We found three other instances of similar spot skews disconnect in the post-GFC data, but unfortunately, the small sample size and the inconsistency of market developments in those episodes leave us with no reliable priors for how either USDKRW spot or riskies themselves might respond in the current instance.
Selling USDKRW vols and risk-reversals has historically been big winners since the crisis despite the odd bout of equity volatility, and geopolitical conflicts in the Korean peninsula, in particular, have been short-lived affairs in the past that rewarded sellers of risk premium. That may well turn out to be the correct template to follow once again, but we judge the downside from being catastrophically wrong too high to fade skews outright.
Valuation matters too in that despite their optical bounce, risk-reversals/ATM ratios around 30% are in fact below the post-2009 average, meaning it is more the case that skews were at multi-year depressed levels earlier in the year than overly expensive currently.

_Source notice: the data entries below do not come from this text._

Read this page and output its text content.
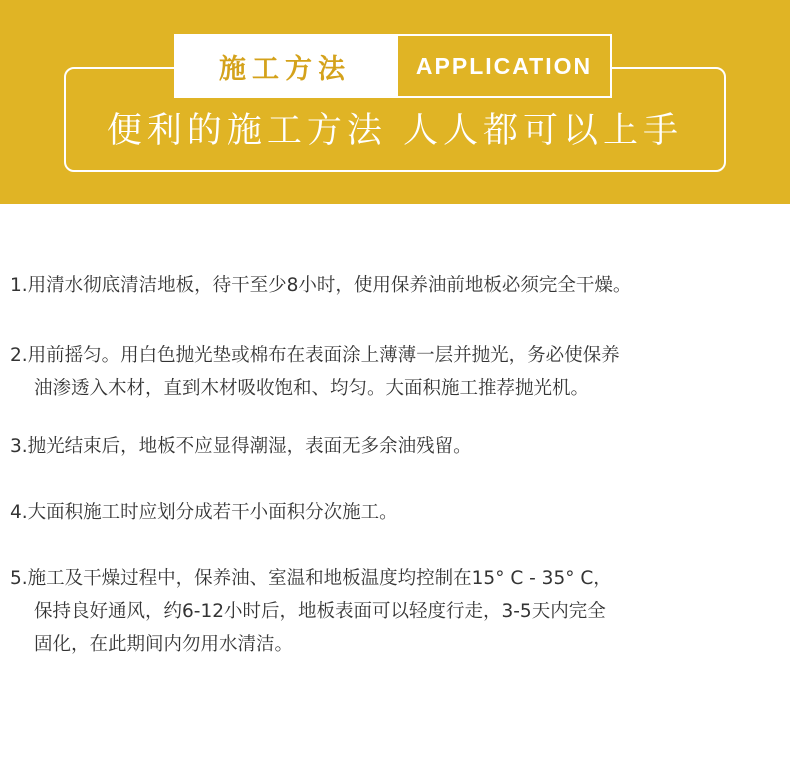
施工方法	APPLICATION
便利的施工方法 人人都可以上手
1.用清水彻底清洁地板，待干至少8小时，使用保养油前地板必须完全干燥。
2.用前摇匀。用白色抛光垫或棉布在表面涂上薄薄一层并抛光，务必使保养
油渗透入木材，直到木材吸收饱和、均匀。大面积施工推荐抛光机。
3.抛光结束后，地板不应显得潮湿，表面无多余油残留。
4.大面积施工时应划分成若干小面积分次施工。
5.施工及干燥过程中，保养油、室温和地板温度均控制在15° C - 35° C，
保持良好通风，约6-12小时后，地板表面可以轻度行走，3-5天内完全
固化，在此期间内勿用水清洁。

In the absence of an open-and-shut valuation case and unpredictability of the geopolitics, any short skew trades need to be of the defined premium, bearish won variety.
Hence, we favor 1*2*1 USD call/KRW put butterflies with asymmetric strikes that can retain some positive P/L even in the tail event of an outsized USDKRW rally through the far strike. The above table lists a selection of USD call fly strikes that satisfy a set of (arbitrary) criteria on pricing and leverage optics and suggests 2M 1160-1200-1220strike selections offer a decent value.